IMO 1963 - Problem 4

Problem: Find all solutions $x_1,...,x_5$ to the system of equations:
$\left\{\begin{array}{I} x_5+x_2=yx_1,\\ x_1+x_3=yx_2,\\x_2+x_4=yx_3,\\ x_3+x_5=yx_4,\\x_4+x_1=yx_5, \end{array}\right.$ where $y$ is a real parameter.

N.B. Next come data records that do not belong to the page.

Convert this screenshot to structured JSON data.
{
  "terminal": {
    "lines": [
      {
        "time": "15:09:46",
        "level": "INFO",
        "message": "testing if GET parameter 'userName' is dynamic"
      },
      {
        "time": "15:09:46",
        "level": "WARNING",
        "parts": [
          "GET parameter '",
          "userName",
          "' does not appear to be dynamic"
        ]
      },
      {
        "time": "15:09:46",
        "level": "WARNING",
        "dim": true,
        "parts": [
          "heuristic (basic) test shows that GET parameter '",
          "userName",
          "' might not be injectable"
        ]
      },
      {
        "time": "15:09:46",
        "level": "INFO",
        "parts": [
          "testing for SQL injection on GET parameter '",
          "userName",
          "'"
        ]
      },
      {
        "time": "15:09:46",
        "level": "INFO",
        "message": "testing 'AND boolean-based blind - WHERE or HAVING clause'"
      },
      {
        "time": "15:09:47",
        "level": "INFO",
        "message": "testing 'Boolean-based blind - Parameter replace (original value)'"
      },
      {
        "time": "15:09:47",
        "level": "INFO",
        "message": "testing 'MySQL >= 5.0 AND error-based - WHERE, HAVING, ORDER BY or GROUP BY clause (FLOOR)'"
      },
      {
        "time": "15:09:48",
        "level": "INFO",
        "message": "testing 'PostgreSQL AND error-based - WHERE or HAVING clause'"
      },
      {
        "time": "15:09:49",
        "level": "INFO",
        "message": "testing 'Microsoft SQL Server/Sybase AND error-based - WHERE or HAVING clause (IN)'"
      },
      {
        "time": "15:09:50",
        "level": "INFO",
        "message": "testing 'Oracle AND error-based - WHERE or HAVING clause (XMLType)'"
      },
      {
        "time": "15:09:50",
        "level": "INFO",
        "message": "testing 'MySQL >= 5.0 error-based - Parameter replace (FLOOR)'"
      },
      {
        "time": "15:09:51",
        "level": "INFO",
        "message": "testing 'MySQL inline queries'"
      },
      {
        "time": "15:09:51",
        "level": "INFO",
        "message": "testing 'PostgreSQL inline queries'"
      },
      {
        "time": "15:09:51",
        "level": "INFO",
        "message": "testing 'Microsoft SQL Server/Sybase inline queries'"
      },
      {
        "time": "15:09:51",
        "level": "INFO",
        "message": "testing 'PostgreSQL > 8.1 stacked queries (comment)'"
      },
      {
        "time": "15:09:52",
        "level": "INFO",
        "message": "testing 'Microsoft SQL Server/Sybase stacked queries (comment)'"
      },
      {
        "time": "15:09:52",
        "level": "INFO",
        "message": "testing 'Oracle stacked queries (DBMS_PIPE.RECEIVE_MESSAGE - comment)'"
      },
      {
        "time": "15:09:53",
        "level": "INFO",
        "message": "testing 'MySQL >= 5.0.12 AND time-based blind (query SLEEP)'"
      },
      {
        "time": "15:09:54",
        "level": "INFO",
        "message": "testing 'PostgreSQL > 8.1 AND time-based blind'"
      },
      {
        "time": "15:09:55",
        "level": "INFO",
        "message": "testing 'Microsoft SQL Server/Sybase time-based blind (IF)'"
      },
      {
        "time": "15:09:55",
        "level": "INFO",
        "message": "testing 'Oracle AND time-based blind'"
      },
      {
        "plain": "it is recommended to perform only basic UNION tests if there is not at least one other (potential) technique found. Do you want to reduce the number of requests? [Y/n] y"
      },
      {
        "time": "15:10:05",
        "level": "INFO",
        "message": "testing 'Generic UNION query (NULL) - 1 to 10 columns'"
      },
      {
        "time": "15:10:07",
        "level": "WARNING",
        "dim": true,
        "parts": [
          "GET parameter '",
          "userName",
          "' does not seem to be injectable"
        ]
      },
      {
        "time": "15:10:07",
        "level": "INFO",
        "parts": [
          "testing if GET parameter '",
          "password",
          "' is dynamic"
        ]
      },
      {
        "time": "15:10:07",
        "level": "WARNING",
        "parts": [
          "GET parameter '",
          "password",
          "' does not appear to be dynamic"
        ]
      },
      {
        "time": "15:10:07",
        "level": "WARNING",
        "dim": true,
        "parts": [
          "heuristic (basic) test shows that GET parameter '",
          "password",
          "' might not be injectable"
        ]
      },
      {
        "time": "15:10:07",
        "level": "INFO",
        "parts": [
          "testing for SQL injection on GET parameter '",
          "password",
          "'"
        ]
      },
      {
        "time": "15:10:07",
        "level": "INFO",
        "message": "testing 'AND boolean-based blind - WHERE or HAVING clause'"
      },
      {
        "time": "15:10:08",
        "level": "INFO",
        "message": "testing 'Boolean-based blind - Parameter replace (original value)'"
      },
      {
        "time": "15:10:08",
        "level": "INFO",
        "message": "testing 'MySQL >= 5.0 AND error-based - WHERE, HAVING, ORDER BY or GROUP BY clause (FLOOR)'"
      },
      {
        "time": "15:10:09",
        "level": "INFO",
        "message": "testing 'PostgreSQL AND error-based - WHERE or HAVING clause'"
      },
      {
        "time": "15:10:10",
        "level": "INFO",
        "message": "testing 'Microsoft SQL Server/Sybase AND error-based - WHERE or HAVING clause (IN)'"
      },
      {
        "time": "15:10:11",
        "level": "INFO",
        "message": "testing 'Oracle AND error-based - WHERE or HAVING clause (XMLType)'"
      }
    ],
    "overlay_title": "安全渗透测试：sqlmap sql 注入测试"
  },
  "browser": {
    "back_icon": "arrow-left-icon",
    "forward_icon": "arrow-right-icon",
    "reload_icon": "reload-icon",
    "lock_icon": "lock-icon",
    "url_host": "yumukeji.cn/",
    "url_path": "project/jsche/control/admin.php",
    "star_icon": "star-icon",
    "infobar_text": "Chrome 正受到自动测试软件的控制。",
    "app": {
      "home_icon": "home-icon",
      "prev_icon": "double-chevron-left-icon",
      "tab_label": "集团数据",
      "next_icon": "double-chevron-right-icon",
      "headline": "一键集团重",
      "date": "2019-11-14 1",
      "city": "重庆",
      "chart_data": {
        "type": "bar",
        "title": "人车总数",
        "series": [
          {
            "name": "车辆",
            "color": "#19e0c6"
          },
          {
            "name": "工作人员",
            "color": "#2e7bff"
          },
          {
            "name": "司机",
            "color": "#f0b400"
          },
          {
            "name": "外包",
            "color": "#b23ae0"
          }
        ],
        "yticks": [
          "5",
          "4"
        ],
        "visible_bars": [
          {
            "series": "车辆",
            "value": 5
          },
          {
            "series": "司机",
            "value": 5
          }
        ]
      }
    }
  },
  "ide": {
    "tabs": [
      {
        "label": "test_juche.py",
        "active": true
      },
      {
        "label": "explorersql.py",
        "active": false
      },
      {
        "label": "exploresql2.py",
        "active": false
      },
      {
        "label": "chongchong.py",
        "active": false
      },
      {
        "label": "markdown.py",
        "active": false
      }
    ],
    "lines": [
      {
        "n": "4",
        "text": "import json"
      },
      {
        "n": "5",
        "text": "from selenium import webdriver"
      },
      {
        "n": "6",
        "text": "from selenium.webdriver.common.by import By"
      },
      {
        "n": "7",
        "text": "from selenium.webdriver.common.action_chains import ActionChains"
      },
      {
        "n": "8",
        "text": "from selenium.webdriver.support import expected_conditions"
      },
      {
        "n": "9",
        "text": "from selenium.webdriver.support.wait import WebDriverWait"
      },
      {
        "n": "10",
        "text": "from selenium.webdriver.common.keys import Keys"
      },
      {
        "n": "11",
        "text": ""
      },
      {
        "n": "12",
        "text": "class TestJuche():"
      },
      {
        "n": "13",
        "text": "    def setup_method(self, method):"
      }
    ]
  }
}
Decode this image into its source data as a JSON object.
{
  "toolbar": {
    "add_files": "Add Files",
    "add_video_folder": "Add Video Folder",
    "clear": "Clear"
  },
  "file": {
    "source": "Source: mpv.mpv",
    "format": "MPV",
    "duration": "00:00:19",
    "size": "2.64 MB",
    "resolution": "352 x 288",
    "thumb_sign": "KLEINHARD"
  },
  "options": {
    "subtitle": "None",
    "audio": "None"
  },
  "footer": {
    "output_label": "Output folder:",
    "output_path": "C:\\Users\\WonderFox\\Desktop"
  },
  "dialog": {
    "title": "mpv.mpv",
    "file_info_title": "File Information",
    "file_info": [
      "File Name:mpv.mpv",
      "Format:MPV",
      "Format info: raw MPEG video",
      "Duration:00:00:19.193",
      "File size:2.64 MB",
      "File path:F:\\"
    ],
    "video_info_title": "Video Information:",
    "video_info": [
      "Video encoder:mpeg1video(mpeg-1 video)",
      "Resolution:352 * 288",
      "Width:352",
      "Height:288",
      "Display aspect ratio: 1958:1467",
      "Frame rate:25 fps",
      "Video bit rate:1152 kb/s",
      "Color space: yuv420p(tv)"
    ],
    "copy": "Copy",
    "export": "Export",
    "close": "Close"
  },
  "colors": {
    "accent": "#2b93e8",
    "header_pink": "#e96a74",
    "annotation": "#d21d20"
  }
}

Solution: Summing up all the equations yields $2(x_1+x_2+x_3+x_4+x_5)=y(x_1+x_2+x_3+x_4+x_5)$. If $y=2$, then the given equations imply $x_1-x_2=x_2-x_3=...=x_5-x_1$; hence $x_1=x_2=...=x_5$, which is clearly a solution. If $y\ne 2$, then $x_1+...+x_5=0$, and summing the first three equalities gives $x_2=y(x_1+x_2+x_3)$. Using that $x_1+x_3=yx_2$ we obtain $x_2=(y^2+y)x_2,i.e,(y^2+y-1)x_2=0$. If $y^2+y-1\ne 0$ then $x_2=0$ and similarly $x_1=...=x_5=0$. If $y^2+y-1=0$, it is easy to prove that the last two equations are the consequence of the first three. Thus choosing any values for $x_1$ and $x_5$ will give exactly one solution for $x_2,x_3,x_4$.